A depth of 0 means that you are monitoring only the specified directory and nothing below it.
-
Change/Create/Delete – Use these checkboxes to specify the types of changes to track in the specified path.
In general, it's a good idea to optimize performance by focusing your FIM settings on specific files rather than large directories with many files and subdirectories (C:\, for example). Refer to Best Practices for File Integrity Monitoring (FIM) for performance guidelines and a set of system files recommended for integrity monitoring by Microsoft.
The FIM feature works by recording a file hash for all files configured for monitoring in the Sensor Profile. Once the initial hash is recorded, the FIM feature regularly monitors for changes to the file hash and sends events to the DP if changes are seen.
You can keep track of events generated by the FIM Windows feature in the following ways:
-
Use the predefined Visualize | File Integrity Monitoring dashboard.
-
Use the Threat Hunting feature to search the Windows Events index for events with
msg_origin.source
set towindows_agent
andmsg_origin.processor.type
set toFIM
. Once you find such an event, you can add it to the Threat Hunting Documents table by using the Toggle add column to table button adjacent to its entry and sort to see all such events. -
Similarly, you can create ATH rules with queries based on the
msg_origin.processor.type
field set toFIM
.
The JSON for a FIM event indicates the type of change that took place. If the event indicates either a change or a deletion, the JSON includes both old
and current
values. For example, the illustration below shows a change in a file's hash between the old
and current
sections, indicating that its contents changed. If the event indicates a file creation, only the current
section appears in the JSON.
Note that when the FIM Windows feature is enabled on a Windows Server Sensor, a new windows agent sensor fim process is spawned on the host machine and can be viewed with other running processes.
Windows Server Sensor Installation Directories Excluded from FIM
Note that the following installation directories for the Windows Server Sensor are automatically excluded from FIM monitoring.
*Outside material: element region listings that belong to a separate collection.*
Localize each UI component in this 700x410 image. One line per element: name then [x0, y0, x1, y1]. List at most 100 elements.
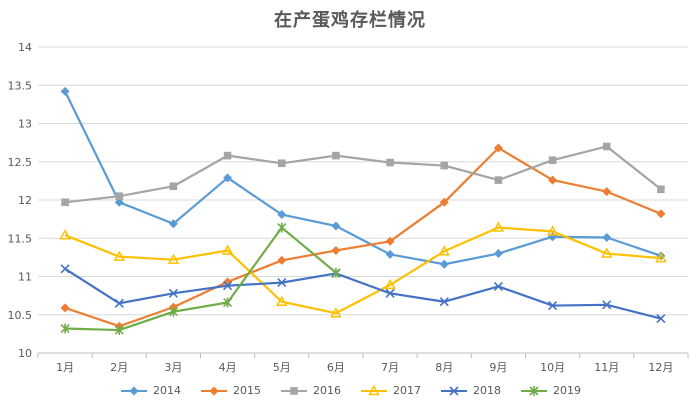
data-point	[223, 173, 233, 183]
data-point	[277, 278, 287, 288]
legend-item: 2015	[199, 384, 261, 397]
x-tick-label: 6月	[327, 361, 345, 374]
legend-label: 2018	[473, 384, 501, 397]
y-tick-label: 14	[18, 41, 32, 54]
x-tick-label: 5月	[273, 361, 291, 374]
data-point	[449, 385, 459, 396]
legend-item: 2016	[279, 384, 341, 397]
series-2014	[60, 86, 666, 269]
data-point	[330, 307, 342, 318]
data-point	[656, 209, 666, 219]
legend-swatch	[441, 385, 467, 396]
data-point	[61, 198, 69, 207]
legend-item: 2014	[119, 384, 181, 397]
data-point	[602, 232, 612, 242]
data-point	[277, 222, 287, 233]
series-line	[64, 226, 662, 315]
x-tick-label: 10月	[540, 361, 565, 374]
data-point	[59, 229, 71, 240]
data-point	[492, 221, 505, 232]
series-line	[64, 146, 662, 328]
data-point	[529, 385, 539, 396]
y-tick-label: 10	[18, 347, 32, 360]
y-tick-label: 12.5	[8, 156, 33, 169]
y-tick-label: 11.5	[8, 232, 33, 245]
data-point	[60, 86, 70, 96]
data-point	[113, 250, 126, 261]
data-point	[60, 264, 70, 274]
x-tick-label: 3月	[164, 361, 182, 374]
data-point	[493, 281, 503, 292]
legend-item: 2017	[359, 384, 421, 397]
data-point	[385, 236, 395, 246]
data-point	[223, 151, 232, 160]
legend-label: 2019	[553, 384, 581, 397]
data-point	[168, 288, 178, 298]
series-2019	[60, 222, 341, 336]
data-point	[114, 325, 124, 336]
x-tick-label: 1月	[56, 361, 74, 374]
x-tick-label: 11月	[594, 361, 619, 374]
data-point	[384, 278, 396, 290]
data-point	[602, 300, 612, 310]
legend-label: 2016	[313, 384, 341, 397]
data-point	[602, 187, 612, 197]
data-point	[169, 182, 178, 191]
data-point	[331, 245, 341, 255]
data-point	[114, 197, 124, 207]
data-point	[386, 158, 394, 167]
legend-swatch	[281, 386, 307, 395]
x-tick-label: 9月	[489, 361, 507, 374]
data-point	[438, 245, 451, 256]
data-point	[277, 159, 286, 168]
series-2017	[59, 221, 667, 318]
x-tick-label: 8月	[435, 361, 453, 374]
data-point	[129, 386, 139, 395]
data-point	[277, 255, 287, 265]
data-point	[221, 244, 234, 255]
data-point	[168, 306, 178, 317]
legend-item: 2019	[519, 384, 581, 397]
data-point	[223, 297, 233, 308]
legend-item: 2018	[439, 384, 501, 397]
data-point	[494, 176, 503, 184]
series-2018	[60, 264, 666, 324]
data-point	[115, 192, 124, 200]
x-tick-label: 12月	[648, 361, 673, 374]
data-point	[657, 185, 665, 194]
data-point	[368, 384, 380, 395]
data-point	[548, 301, 558, 311]
data-point	[439, 297, 449, 307]
legend-swatch	[521, 385, 547, 396]
series-line	[65, 226, 337, 332]
legend-swatch	[121, 386, 147, 395]
data-point	[600, 247, 613, 258]
data-point	[168, 219, 178, 229]
series-line	[64, 145, 662, 204]
data-point	[656, 314, 666, 324]
y-tick-label: 13	[18, 118, 32, 131]
data-point	[385, 249, 395, 259]
series-2016	[61, 142, 665, 207]
data-point	[655, 252, 667, 263]
data-point	[546, 225, 559, 236]
data-point	[548, 156, 557, 165]
data-point	[332, 151, 340, 160]
data-point	[385, 288, 395, 298]
data-point	[331, 267, 341, 278]
data-point	[114, 298, 124, 308]
data-point	[440, 161, 449, 170]
legend-label: 2014	[153, 384, 181, 397]
data-point	[331, 221, 341, 231]
data-point	[602, 142, 611, 151]
data-point	[60, 303, 70, 313]
y-tick-label: 11	[18, 271, 32, 284]
legend-swatch	[361, 384, 387, 395]
y-tick-label: 10.5	[8, 309, 33, 322]
y-tick-label: 12	[18, 194, 32, 207]
legend-label: 2015	[233, 384, 261, 397]
data-point	[60, 323, 70, 334]
data-point	[493, 143, 503, 153]
data-point	[209, 386, 219, 395]
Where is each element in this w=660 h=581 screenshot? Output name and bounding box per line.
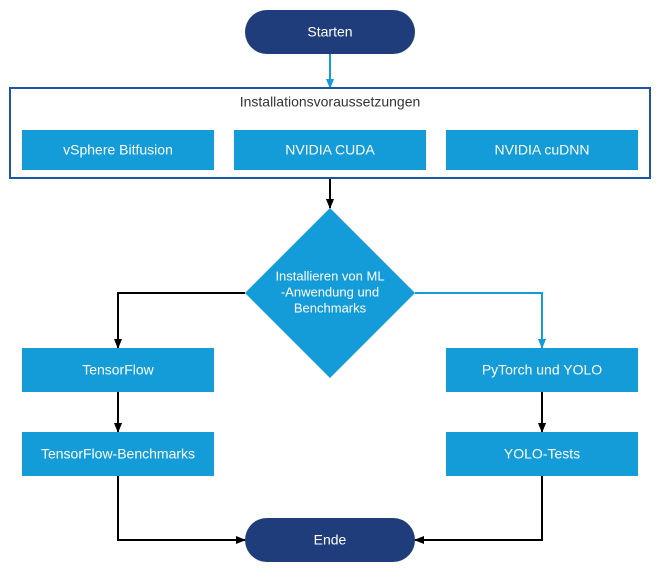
container-title: Installationsvoraussetzungen xyxy=(240,94,421,110)
decision-line-1: -Anwendung und xyxy=(281,284,379,299)
decision-line-2: Benchmarks xyxy=(294,300,367,315)
node-req2: NVIDIA CUDA xyxy=(234,130,426,170)
node-start: Starten xyxy=(245,10,415,54)
node-end: Ende xyxy=(245,518,415,562)
tf-label: TensorFlow xyxy=(82,362,154,378)
node-req1: vSphere Bitfusion xyxy=(22,130,214,170)
node-tfb: TensorFlow-Benchmarks xyxy=(22,432,214,476)
decision-line-0: Installieren von ML xyxy=(275,268,384,283)
node-req3: NVIDIA cuDNN xyxy=(446,130,638,170)
edge-yolo-bottom-end-right xyxy=(415,476,542,540)
req3-label: NVIDIA cuDNN xyxy=(495,142,590,158)
req1-label: vSphere Bitfusion xyxy=(63,142,173,158)
node-pyt: PyTorch und YOLO xyxy=(446,348,638,392)
edge-decision-left-tf-top xyxy=(118,293,245,348)
edge-tfb-bottom-end-left xyxy=(118,476,245,540)
end-label: Ende xyxy=(314,532,347,548)
node-yolo: YOLO-Tests xyxy=(446,432,638,476)
yolo-label: YOLO-Tests xyxy=(504,446,580,462)
pyt-label: PyTorch und YOLO xyxy=(482,362,602,378)
start-label: Starten xyxy=(307,24,352,40)
nodes-layer: Starten Ende Installationsvoraussetzungen v… xyxy=(10,10,650,562)
req2-label: NVIDIA CUDA xyxy=(285,142,375,158)
node-tf: TensorFlow xyxy=(22,348,214,392)
tfb-label: TensorFlow-Benchmarks xyxy=(41,446,195,462)
node-decision: Installieren von ML-Anwendung undBenchma… xyxy=(245,208,415,378)
edge-decision-right-pyt-top xyxy=(415,293,542,348)
flowchart: Starten Ende Installationsvoraussetzungen v… xyxy=(0,0,660,581)
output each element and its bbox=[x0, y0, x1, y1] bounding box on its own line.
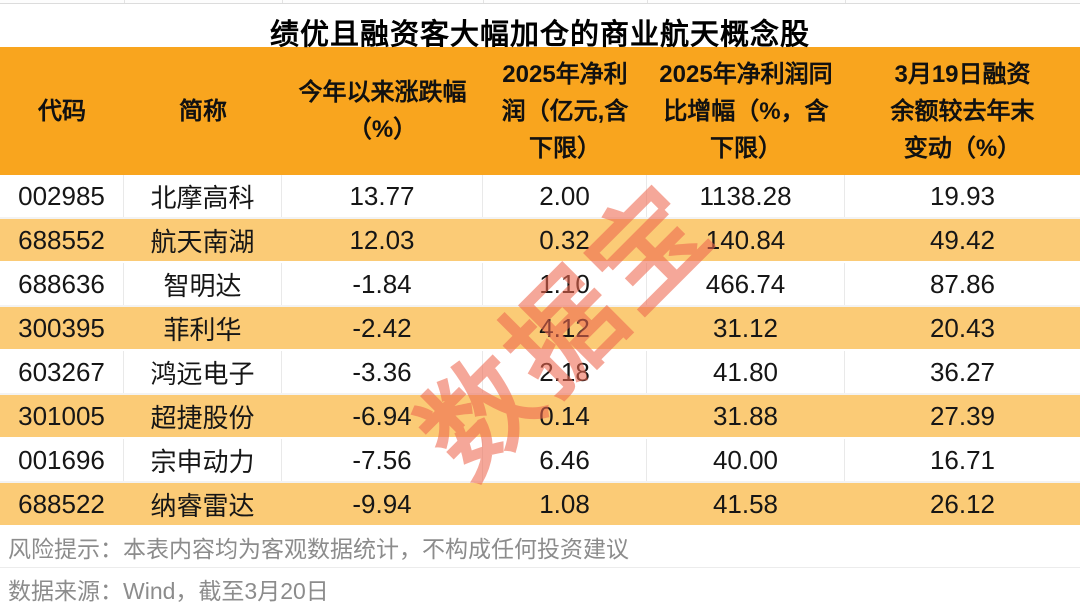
column-header-name: 简称 bbox=[179, 97, 227, 125]
table-row: 002985 北摩高科 13.77 2.00 1138.28 19.93 bbox=[0, 175, 1080, 219]
table-row: 301005 超捷股份 -6.94 0.14 31.88 27.39 bbox=[0, 395, 1080, 439]
column-header-margin: 3月19日融资 余额较去年末 变动（%） bbox=[890, 60, 1035, 162]
table-row: 688552 航天南湖 12.03 0.32 140.84 49.42 bbox=[0, 219, 1080, 263]
table-row: 688636 智明达 -1.84 1.10 466.74 87.86 bbox=[0, 263, 1080, 307]
table-row: 001696 宗申动力 -7.56 6.46 40.00 16.71 bbox=[0, 439, 1080, 483]
cell-yoy: 140.84 bbox=[705, 224, 786, 255]
column-header-profit: 2025年净利 润（亿元,含 下限） bbox=[501, 60, 629, 162]
cell-chg: -7.56 bbox=[282, 439, 483, 481]
cell-code: 688522 bbox=[18, 488, 105, 519]
top-strip-divider bbox=[647, 0, 648, 3]
top-strip-divider bbox=[483, 0, 484, 3]
cell-code: 301005 bbox=[18, 400, 105, 431]
top-strip-divider bbox=[124, 0, 125, 3]
cell-chg: -1.84 bbox=[282, 263, 483, 305]
cell-margin: 19.93 bbox=[929, 180, 996, 211]
top-strip-divider bbox=[282, 0, 283, 3]
cell-margin: 20.43 bbox=[929, 312, 996, 343]
cell-code: 001696 bbox=[0, 439, 124, 481]
table-row: 603267 鸿远电子 -3.36 2.18 41.80 36.27 bbox=[0, 351, 1080, 395]
cell-chg: -9.94 bbox=[352, 488, 412, 519]
cell-chg: 12.03 bbox=[349, 224, 415, 255]
cell-margin: 87.86 bbox=[929, 268, 996, 299]
cell-yoy: 31.12 bbox=[712, 312, 779, 343]
top-edge-remnant bbox=[0, 0, 1080, 4]
cell-name: 菲利华 bbox=[163, 314, 242, 345]
stock-table: 代码 简称 今年以来涨跌幅 （%） 2025年净利 润（亿元,含 下限） 2025年净利… bbox=[0, 47, 1080, 527]
risk-note: 风险提示：本表内容均为客观数据统计，不构成任何投资建议 bbox=[8, 536, 629, 562]
cell-chg: -3.36 bbox=[282, 351, 483, 393]
cell-code: 300395 bbox=[18, 312, 105, 343]
cell-yoy: 1138.28 bbox=[647, 175, 845, 217]
footer-divider bbox=[0, 567, 1080, 568]
cell-yoy: 31.88 bbox=[712, 400, 779, 431]
cell-code: 688552 bbox=[18, 224, 105, 255]
cell-profit: 0.14 bbox=[539, 400, 590, 431]
cell-margin: 27.39 bbox=[929, 400, 996, 431]
cell-profit: 2.00 bbox=[483, 175, 647, 217]
cell-name: 北摩高科 bbox=[124, 175, 282, 217]
cell-margin: 36.27 bbox=[929, 356, 996, 387]
cell-profit: 4.12 bbox=[539, 312, 590, 343]
cell-code: 688636 bbox=[0, 263, 124, 305]
cell-profit: 1.08 bbox=[539, 488, 590, 519]
cell-margin: 26.12 bbox=[929, 488, 996, 519]
cell-name: 超捷股份 bbox=[150, 402, 255, 433]
cell-profit: 0.32 bbox=[539, 224, 590, 255]
top-strip-divider bbox=[845, 0, 846, 3]
cell-code: 002985 bbox=[0, 175, 124, 217]
table-body: 002985 北摩高科 13.77 2.00 1138.28 19.93 688552 航天南… bbox=[0, 175, 1080, 527]
column-header-yoy: 2025年净利润同 比增幅（%，含 下限） bbox=[659, 60, 833, 162]
cell-profit: 6.46 bbox=[483, 439, 647, 481]
cell-name: 航天南湖 bbox=[150, 226, 255, 257]
table-row: 688522 纳睿雷达 -9.94 1.08 41.58 26.12 bbox=[0, 483, 1080, 527]
cell-margin: 49.42 bbox=[929, 224, 996, 255]
table-header-row: 代码 简称 今年以来涨跌幅 （%） 2025年净利 润（亿元,含 下限） 2025年净利… bbox=[0, 47, 1080, 175]
page-title: 绩优且融资客大幅加仓的商业航天概念股 bbox=[269, 19, 810, 51]
cell-name: 鸿远电子 bbox=[124, 351, 282, 393]
column-header-code: 代码 bbox=[38, 97, 86, 125]
cell-yoy: 41.80 bbox=[647, 351, 845, 393]
cell-yoy: 466.74 bbox=[647, 263, 845, 305]
cell-code: 603267 bbox=[0, 351, 124, 393]
cell-yoy: 40.00 bbox=[647, 439, 845, 481]
cell-name: 智明达 bbox=[124, 263, 282, 305]
column-header-chg: 今年以来涨跌幅 （%） bbox=[298, 79, 467, 143]
cell-profit: 1.10 bbox=[483, 263, 647, 305]
cell-margin: 16.71 bbox=[929, 444, 996, 475]
cell-chg: 13.77 bbox=[282, 175, 483, 217]
cell-yoy: 41.58 bbox=[712, 488, 779, 519]
cell-chg: -2.42 bbox=[352, 312, 412, 343]
table-footer: 风险提示：本表内容均为客观数据统计，不构成任何投资建议 数据来源：Wind，截至… bbox=[0, 527, 1080, 610]
cell-profit: 2.18 bbox=[483, 351, 647, 393]
cell-chg: -6.94 bbox=[352, 400, 412, 431]
table-row: 300395 菲利华 -2.42 4.12 31.12 20.43 bbox=[0, 307, 1080, 351]
data-source: 数据来源：Wind，截至3月20日 bbox=[8, 578, 329, 604]
cell-name: 纳睿雷达 bbox=[150, 490, 255, 521]
cell-name: 宗申动力 bbox=[124, 439, 282, 481]
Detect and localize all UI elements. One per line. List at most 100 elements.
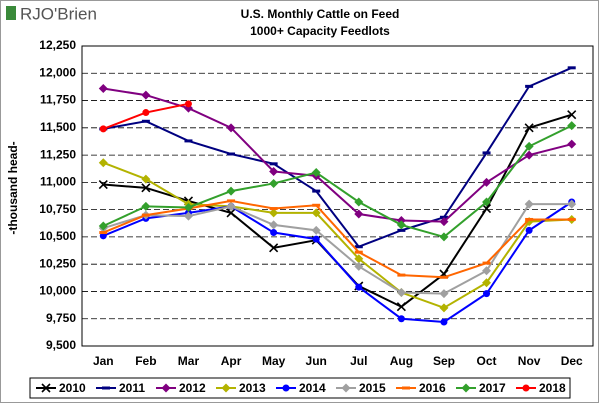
- y-tick-label: 10,000: [39, 284, 76, 298]
- y-tick-label: 12,000: [39, 65, 76, 79]
- marker: [524, 199, 534, 209]
- y-tick-label: 11,250: [40, 147, 76, 161]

The user interface does not prevent you from adding these directories; however, they are still automatically excluded from FIM monitoring:
-
C:\ProgramData\StellarCyber\Windows Agent Sensor\config
-
C:\ProgramData\StellarCyber\Windows Agent Sensor\log
-
C:\ProgramData\StellarCyber\Windows Agent Sensor\run
Memory Usage and Windows Server Sensor Profiles
When applying a sensor profile to a Windows Server Sensor, the system compares the amount of memory required by the profile to the amount of memory available on the target system and reports success or failure in the Sensors list as follows:
-
Systems with ≥ 100 GB Total Memory: Profile is applied successfully if the amount of free memory on the target system minus the memory required by the profile is ≥ 25 GB. If less, the failure is reported in the Sensors list.
-
Systems with < 100 GB Total Memory: Profile is applied successfully if the amount of free memory on the target system minus the memory required by the profile is ≥ 25% of the total memory. If less, the failure is reported in the Sensors list.
If you receive a memory warning in the Sensors list, you can either reduce the memory footprint of the sensor profile (for example, by reducing the size of the Log Size Control options) or provision additional memory for the Windows Server Sensor host.